As you can see, the only thing Achilles liked more than Patroclus was holding a grudge. I don’t think he ever really forgave Agamemnon, but at least he was willing to put his feelings aside for five minutes to work together for the common cause. And the whole thing with dragging Hector’s body around Patroclus’ grave was nothing more than a temper tantrum. You’d think he’d catch on the gods wanted him to give the body back to the Trojans what with the no damage or decay after two weeks, but no. Achilles is kind of dumb.

But I can put up with him because he’s going to die anyway. It was foretold early in the book that Achilles’ death will follow soon after Hector’s so we know it’s coming even though the book ends before it happens. We’ll have to wait for The Odyssey for that bit of satisfaction.

Lysistrata and Other Plays, Aristophanes

5 stars

First Sentence: The eleven surviving plays of Aristophanes are all that we have, apart from fragments preserved on papyri or quoted by other ancient writers, of one of the most remarkable branches of the literature of antiquity, the Old Comedy of Athens.

Thoughts: This translation is from the 1970s as opposed to An Anthology of Greek Drama from 1949. Why is this important? Because the dirty parts are out in the open for all to see in plain English, not hidden under a thin veneer of Latin. And this being Greek comedy, there are a lot of dirty parts.

The introduction goes over Aristophanes’ life, his works, the people he lampooned in his plays, and how comedies were staged in ancient Greece. A key part of the male costumes was a fake oversize phallus, something Aristophanes made good use of. As did the other comedy writers, I’d assume, but they aren’t important right now.

While there are eleven Aristophanes plays left today, this book only has three of them, none of which is The Frogs. I’ve heard of that play my whole life but to date I haven’t read it. {adds to quest list}

The first play is The Acharnians, written during one of the many, many wars between Athens and Sparta. It’s set in the town of Acharnae, eight miles north of Athens. Dikaiopolis has had quite enough of all this warring and fighting, but no one else seems inclined to put a stop to it. He manages to negotiate a peace with Sparta for himself and his family alone. He immediately takes advantage of his extremely local cease fire to stage a Dionysia parade around his house. The party is interrupted by the chorus in the form of charcoal burners. Dikaiopolis holds them off by taking a basket of charcoal hostage. They threaten to kill him so he goes over to the playwright Euripides’ house for a quick round of riffing Euripides’ plays. Dikaiopolis borrows a beggar’s costume from him which he wears while he pleads his case by making fun of yet another of Euripides’ plays.

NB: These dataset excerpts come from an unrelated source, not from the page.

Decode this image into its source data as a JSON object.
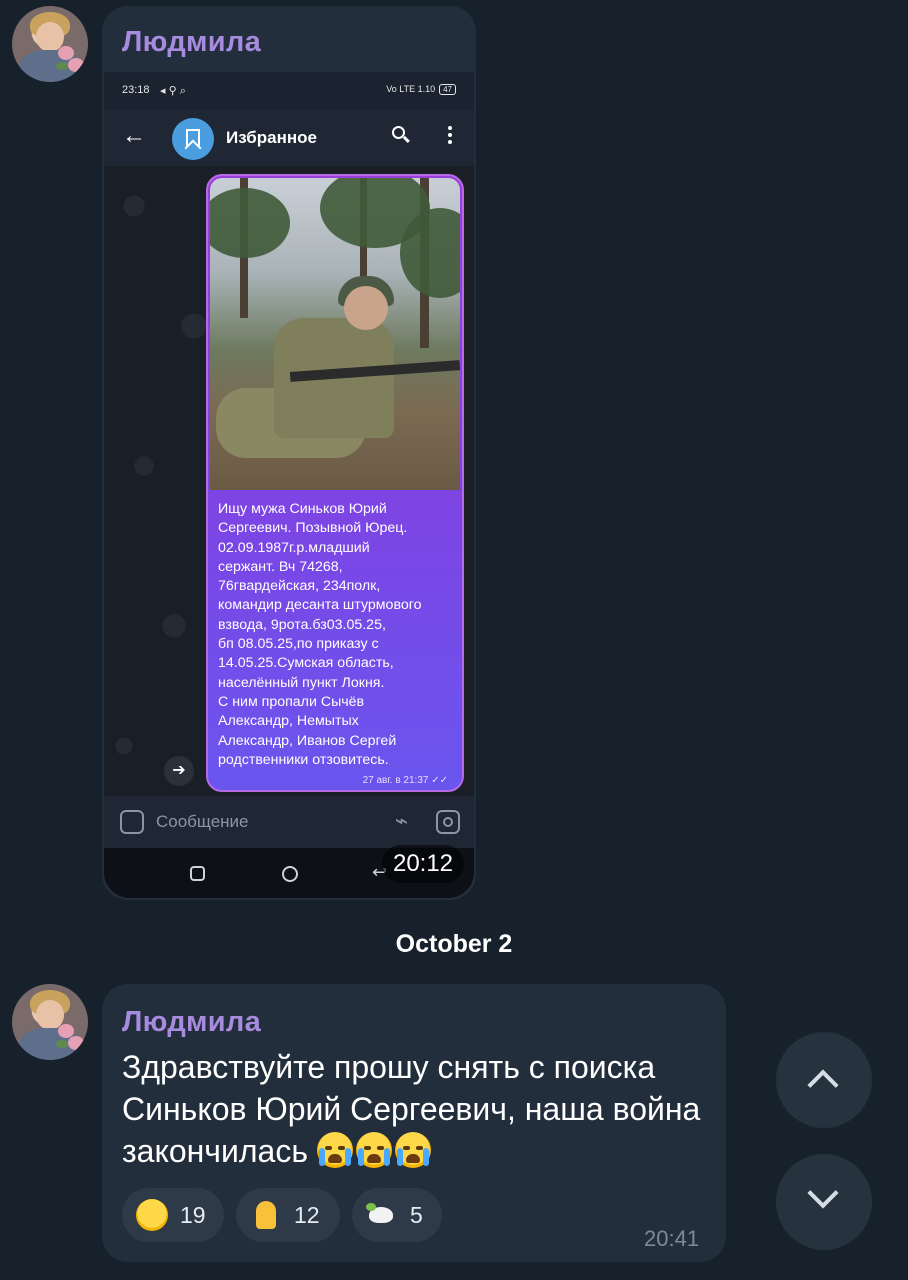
{
  "messages": [
    {
      "sender": "Людмила",
      "time_badge": "20:12",
      "screenshot": {
        "status_time": "23:18",
        "status_right": "Vo LTE 1.10",
        "battery": "47",
        "chat_title": "Избранное",
        "caption": "Ищу мужа Синьков Юрий\nСергеевич. Позывной Юрец.\n02.09.1987г.р.младший\nсержант. Вч 74268,\n76гвардейская, 234полк,\nкомандир десанта штурмового\nвзвода, 9рота.бз03.05.25,\nбп 08.05.25,по приказу с\n14.05.25.Сумская область,\nнаселённый пункт Локня.\nС ним пропали Сычёв\nАлександр, Немытых\nАлександр, Иванов Сергей\nродственники отзовитесь.",
        "caption_time": "27 авг. в 21:37 ✓✓",
        "input_placeholder": "Сообщение"
      }
    },
    {
      "sender": "Людмила",
      "text": "Здравствуйте прошу снять с поиска Синьков Юрий Сергеевич, наша война закончилась",
      "emojis": [
        "loudly-crying-face",
        "loudly-crying-face",
        "loudly-crying-face"
      ],
      "time": "20:41",
      "reactions": [
        {
          "emoji": "crying-face",
          "count": "19"
        },
        {
          "emoji": "folded-hands",
          "count": "12"
        },
        {
          "emoji": "dove",
          "count": "5"
        }
      ]
    }
  ],
  "date_separator": "October 2",
  "scroll_buttons": [
    "scroll-up",
    "scroll-down"
  ],
  "colors": {
    "background": "#17212b",
    "bubble": "#232e3c",
    "sender_name": "#a78bdf",
    "reaction_bg": "#2f3a48",
    "time": "#7b8a99"
  }
}
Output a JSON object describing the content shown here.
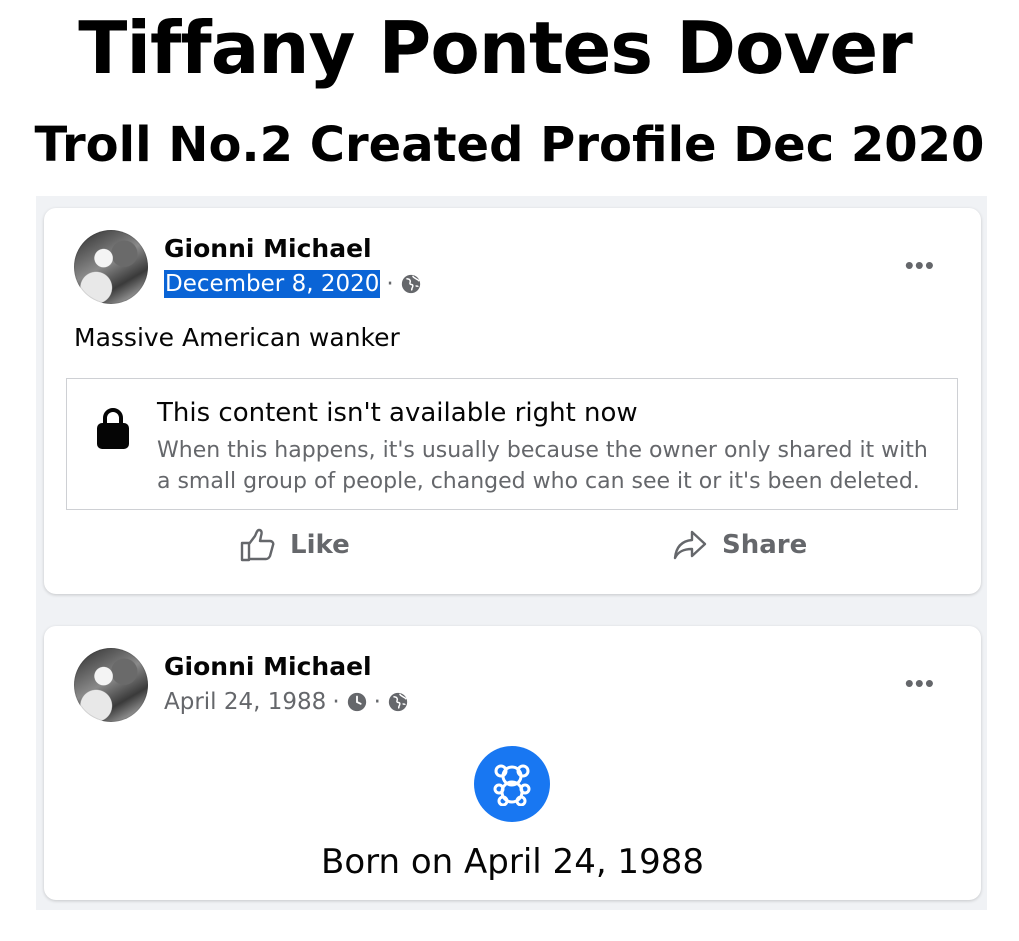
{
  "header": {
    "title": "Tiffany Pontes Dover",
    "subtitle": "Troll No.2 Created Profile Dec 2020"
  },
  "posts": [
    {
      "author": "Gionni Michael",
      "date": "December 8, 2020",
      "separator": "·",
      "audience_icon": "globe-icon",
      "text": "Massive American wanker",
      "unavailable_title": "This content isn't available right now",
      "unavailable_body": "When this happens, it's usually because the owner only shared it with a small group of people, changed who can see it or it's been deleted.",
      "like_label": "Like",
      "share_label": "Share",
      "more_label": "•••"
    },
    {
      "author": "Gionni Michael",
      "date": "April 24, 1988",
      "separator": "·",
      "clock_icon": "clock-icon",
      "audience_icon": "globe-icon",
      "life_event_icon": "teddy-bear-icon",
      "life_event_text": "Born on April 24, 1988",
      "more_label": "•••"
    }
  ],
  "colors": {
    "feed_background": "#f0f2f5",
    "accent_blue": "#1877f2",
    "selection_blue": "#0a64d6",
    "secondary_text": "#65676b"
  }
}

Once Dikaiopolis wins his case against the chorus, he goes back to showing off how he’s at peace. He sets up a private market selling things that are banned in the Athenian markets. A beggar shows up trying to sell his three daughters as pigs in a poke. “Piglet” in ancient Greek was slang for female genitalia so the next twenty minutes or so are nonstop dirty jokes. In the end everyone gets drunk because why not.

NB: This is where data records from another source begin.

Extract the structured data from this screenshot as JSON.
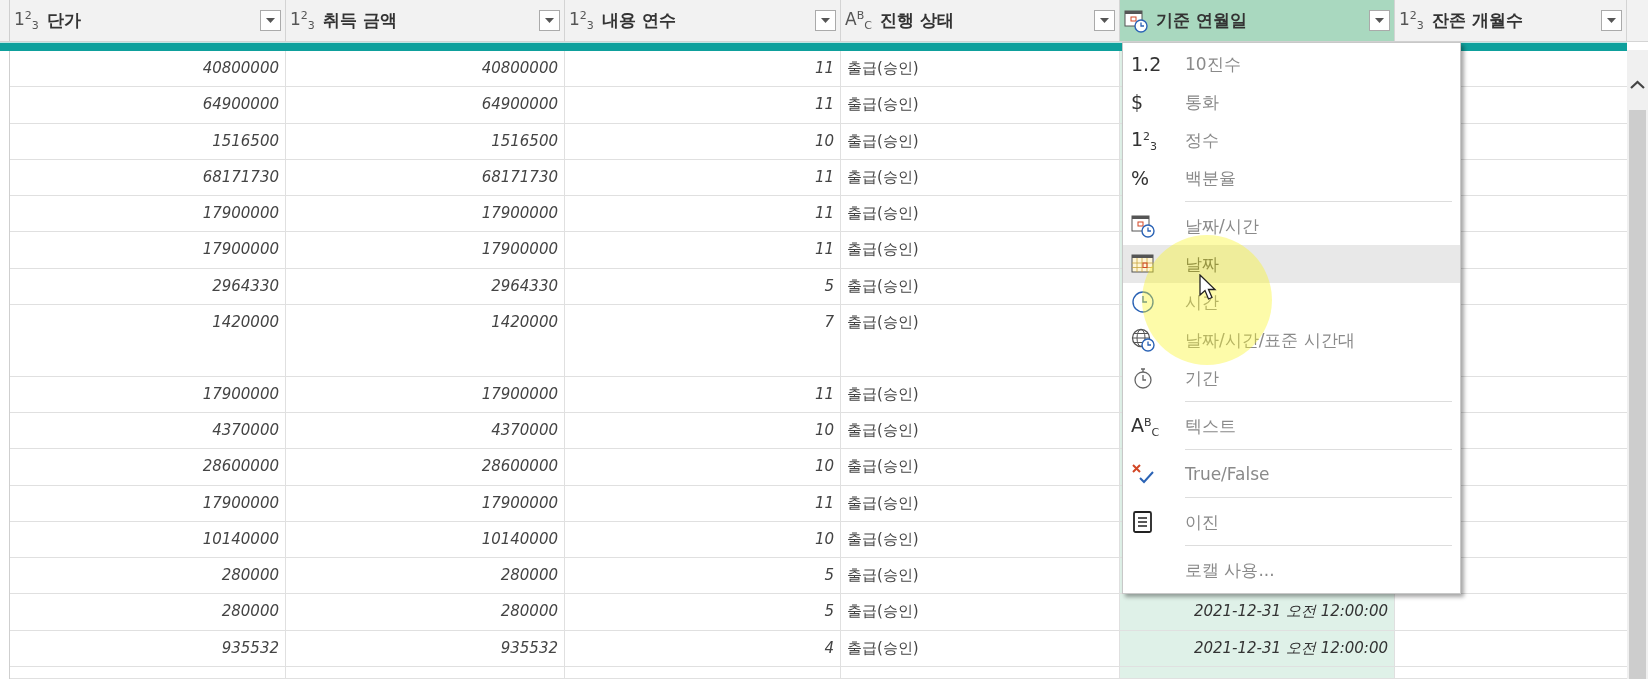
{
  "columns": [
    {
      "kind": "glyph",
      "type_glyph": "1$^{2}$$_{3}$",
      "label": "단가",
      "selected": false
    },
    {
      "kind": "glyph",
      "type_glyph": "1$^{2}$$_{3}$",
      "label": "취득 금액",
      "selected": false
    },
    {
      "kind": "glyph",
      "type_glyph": "1$^{2}$$_{3}$",
      "label": "내용 연수",
      "selected": false
    },
    {
      "kind": "glyph",
      "type_glyph": "A$^{B}$$_{C}$",
      "label": "진행 상태",
      "selected": false
    },
    {
      "kind": "datetime",
      "label": "기준 연월일",
      "selected": true
    },
    {
      "kind": "glyph",
      "type_glyph": "1$^{2}$$_{3}$",
      "label": "잔존 개월수",
      "selected": false
    }
  ],
  "rows": [
    {
      "tall": false,
      "cells": [
        "40800000",
        "40800000",
        "11",
        "출급(승인)"
      ]
    },
    {
      "tall": false,
      "cells": [
        "64900000",
        "64900000",
        "11",
        "출급(승인)"
      ]
    },
    {
      "tall": false,
      "cells": [
        "1516500",
        "1516500",
        "10",
        "출급(승인)"
      ]
    },
    {
      "tall": false,
      "cells": [
        "68171730",
        "68171730",
        "11",
        "출급(승인)"
      ]
    },
    {
      "tall": false,
      "cells": [
        "17900000",
        "17900000",
        "11",
        "출급(승인)"
      ]
    },
    {
      "tall": false,
      "cells": [
        "17900000",
        "17900000",
        "11",
        "출급(승인)"
      ]
    },
    {
      "tall": false,
      "cells": [
        "2964330",
        "2964330",
        "5",
        "출급(승인)"
      ]
    },
    {
      "tall": true,
      "cells": [
        "1420000",
        "1420000",
        "7",
        "출급(승인)"
      ]
    },
    {
      "tall": false,
      "cells": [
        "17900000",
        "17900000",
        "11",
        "출급(승인)"
      ]
    },
    {
      "tall": false,
      "cells": [
        "4370000",
        "4370000",
        "10",
        "출급(승인)"
      ]
    },
    {
      "tall": false,
      "cells": [
        "28600000",
        "28600000",
        "10",
        "출급(승인)"
      ]
    },
    {
      "tall": false,
      "cells": [
        "17900000",
        "17900000",
        "11",
        "출급(승인)"
      ]
    },
    {
      "tall": false,
      "cells": [
        "10140000",
        "10140000",
        "10",
        "출급(승인)"
      ]
    },
    {
      "tall": false,
      "cells": [
        "280000",
        "280000",
        "5",
        "출급(승인)"
      ]
    },
    {
      "tall": false,
      "cells": [
        "280000",
        "280000",
        "5",
        "출급(승인)",
        "2021-12-31 오전 12:00:00"
      ]
    },
    {
      "tall": false,
      "cells": [
        "935532",
        "935532",
        "4",
        "출급(승인)",
        "2021-12-31 오전 12:00:00"
      ]
    }
  ],
  "type_menu": [
    {
      "kind": "glyph",
      "glyph": "1.2",
      "label": "10진수",
      "selected": false
    },
    {
      "kind": "glyph",
      "glyph": "$",
      "label": "통화",
      "selected": false
    },
    {
      "kind": "glyph",
      "glyph": "1$^{2}$$_{3}$",
      "label": "정수",
      "selected": false
    },
    {
      "kind": "glyph",
      "glyph": "%",
      "label": "백분율",
      "selected": false
    },
    {
      "kind": "separator"
    },
    {
      "kind": "datetime",
      "label": "날짜/시간",
      "selected": false
    },
    {
      "kind": "date",
      "label": "날짜",
      "selected": true
    },
    {
      "kind": "time",
      "label": "시간",
      "selected": false
    },
    {
      "kind": "timezone",
      "label": "날짜/시간/표준 시간대",
      "selected": false
    },
    {
      "kind": "duration",
      "label": "기간",
      "selected": false
    },
    {
      "kind": "separator"
    },
    {
      "kind": "glyph",
      "glyph": "A$^{B}$$_{C}$",
      "label": "텍스트",
      "selected": false
    },
    {
      "kind": "separator"
    },
    {
      "kind": "truefalse",
      "label": "True/False",
      "selected": false
    },
    {
      "kind": "separator"
    },
    {
      "kind": "binary",
      "label": "이진",
      "selected": false
    },
    {
      "kind": "separator"
    },
    {
      "kind": "plain",
      "label": "로캘 사용...",
      "selected": false
    }
  ]
}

The Clouds was a flop when it was originally produced, probably because it isn’t the kind of madcap dirty jokeathon people expected from Aristophanes. It’s more dark humor without the happy drunken ending of the other plays. The play that exists now is Aristophanes’ partial revision. He was trying to get it restaged, but that never happened because of reasons lost to antiquity.

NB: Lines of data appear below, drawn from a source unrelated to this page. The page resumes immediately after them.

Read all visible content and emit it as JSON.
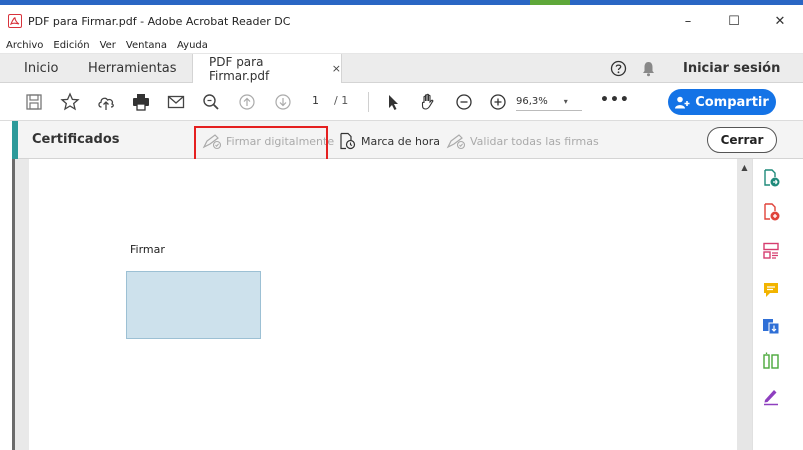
{
  "window": {
    "title": "PDF para Firmar.pdf - Adobe Acrobat Reader DC",
    "minimize_glyph": "–",
    "maximize_glyph": "☐",
    "close_glyph": "✕"
  },
  "menu": [
    "Archivo",
    "Edición",
    "Ver",
    "Ventana",
    "Ayuda"
  ],
  "tabs": {
    "home": "Inicio",
    "tools": "Herramientas",
    "document": "PDF para Firmar.pdf",
    "close_glyph": "×",
    "signin": "Iniciar sesión"
  },
  "toolbar": {
    "page_current": "1",
    "page_total": "/ 1",
    "zoom": "96,3%",
    "zoom_caret": "▾",
    "more": "•••",
    "share": "Compartir"
  },
  "certificates": {
    "title": "Certificados",
    "sign_digitally": "Firmar digitalmente",
    "timestamp": "Marca de hora",
    "validate_all": "Validar todas las firmas",
    "close": "Cerrar"
  },
  "document": {
    "field_label": "Firmar"
  },
  "scrollbar": {
    "up_glyph": "▲"
  },
  "colors": {
    "accent_blue": "#1473e6",
    "highlight_red": "#e52020",
    "cert_accent": "#2d9a9a",
    "signature_field": "#cde1ec"
  },
  "icons": {
    "toolbar": [
      "save-icon",
      "bookmark-star-icon",
      "upload-cloud-icon",
      "print-icon",
      "email-icon",
      "zoom-search-icon",
      "page-up-icon",
      "page-down-icon",
      "select-cursor-icon",
      "hand-tool-icon",
      "zoom-out-icon",
      "zoom-in-icon"
    ],
    "right_rail": [
      "export-pdf-icon",
      "create-pdf-icon",
      "edit-pdf-icon",
      "comment-icon",
      "combine-files-icon",
      "organize-pages-icon",
      "fill-sign-icon"
    ]
  }
}
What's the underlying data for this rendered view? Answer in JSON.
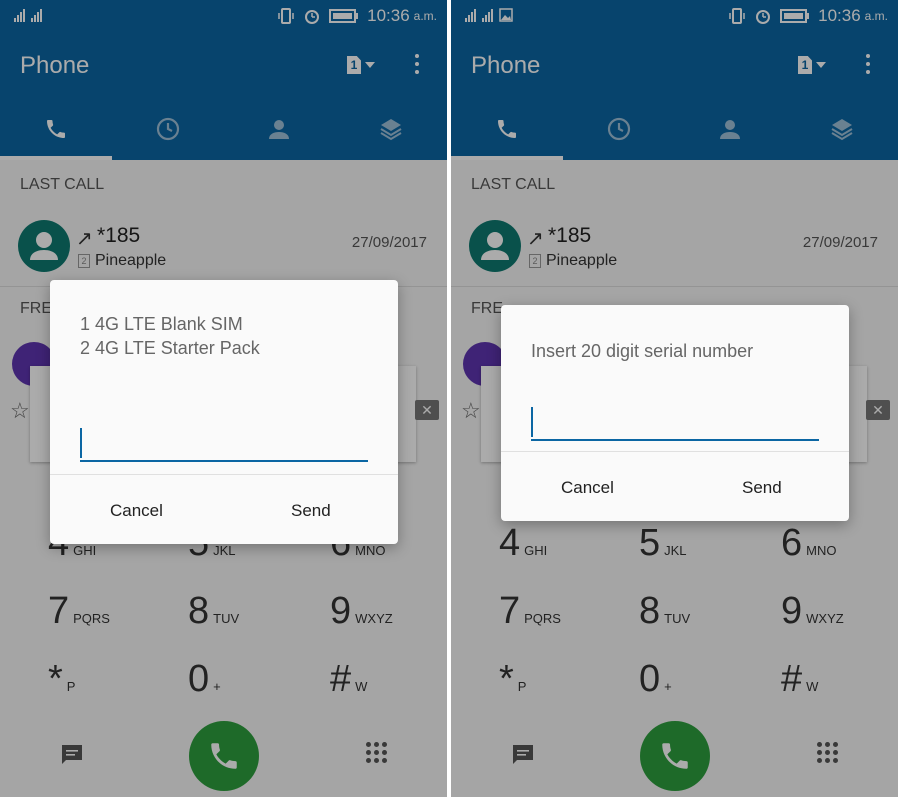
{
  "screens": [
    {
      "status": {
        "time": "10:36",
        "ampm": "a.m."
      },
      "app_title": "Phone",
      "sim_label": "1",
      "recent": {
        "section_label": "LAST CALL",
        "number": "*185",
        "carrier": "Pineapple",
        "sim_slot": "2",
        "date": "27/09/2017"
      },
      "section2_label": "FRE",
      "keypad": [
        {
          "digit": "4",
          "letters": "GHI"
        },
        {
          "digit": "5",
          "letters": "JKL"
        },
        {
          "digit": "6",
          "letters": "MNO"
        },
        {
          "digit": "7",
          "letters": "PQRS"
        },
        {
          "digit": "8",
          "letters": "TUV"
        },
        {
          "digit": "9",
          "letters": "WXYZ"
        },
        {
          "digit": "*",
          "letters": "P"
        },
        {
          "digit": "0",
          "letters": "+"
        },
        {
          "digit": "#",
          "letters": "W"
        }
      ],
      "dialog": {
        "message": "1 4G LTE Blank SIM\n2 4G LTE Starter Pack",
        "input_value": "",
        "cancel": "Cancel",
        "send": "Send"
      }
    },
    {
      "status": {
        "time": "10:36",
        "ampm": "a.m."
      },
      "app_title": "Phone",
      "sim_label": "1",
      "recent": {
        "section_label": "LAST CALL",
        "number": "*185",
        "carrier": "Pineapple",
        "sim_slot": "2",
        "date": "27/09/2017"
      },
      "section2_label": "FRE",
      "keypad": [
        {
          "digit": "4",
          "letters": "GHI"
        },
        {
          "digit": "5",
          "letters": "JKL"
        },
        {
          "digit": "6",
          "letters": "MNO"
        },
        {
          "digit": "7",
          "letters": "PQRS"
        },
        {
          "digit": "8",
          "letters": "TUV"
        },
        {
          "digit": "9",
          "letters": "WXYZ"
        },
        {
          "digit": "*",
          "letters": "P"
        },
        {
          "digit": "0",
          "letters": "+"
        },
        {
          "digit": "#",
          "letters": "W"
        }
      ],
      "dialog": {
        "message": "Insert 20 digit serial number",
        "input_value": "",
        "cancel": "Cancel",
        "send": "Send"
      }
    }
  ],
  "colors": {
    "primary": "#0b66a3",
    "call_green": "#2e9e3e",
    "avatar_teal": "#0e7a70"
  },
  "icons": [
    "signal-icon",
    "sd-card-icon",
    "vibrate-icon",
    "alarm-icon",
    "battery-icon",
    "phone-icon",
    "clock-icon",
    "person-icon",
    "layers-icon",
    "overflow-icon",
    "message-icon",
    "dialpad-icon",
    "star-icon",
    "clear-icon"
  ]
}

The play is parodying the new philosophers, here represented by Socrates. Strepsiades is tired of his son Pheidippes lounging around and spending all his money on horses. All those horses got Strepsiades into debt and he both can’t and doesn’t want to pay up. He hears that the philosophers have a method of arguing for Wrong that will get him out of his obligations, so he goes down to Socrates’ school to learn how to do it. Strepsiades is a very poor student and only succeeds in driving Socrates to distraction. The chorus appears in the form of clouds to watch the proceedings. They keep egging Strepsiades along, but it turns out they’re not really on his side.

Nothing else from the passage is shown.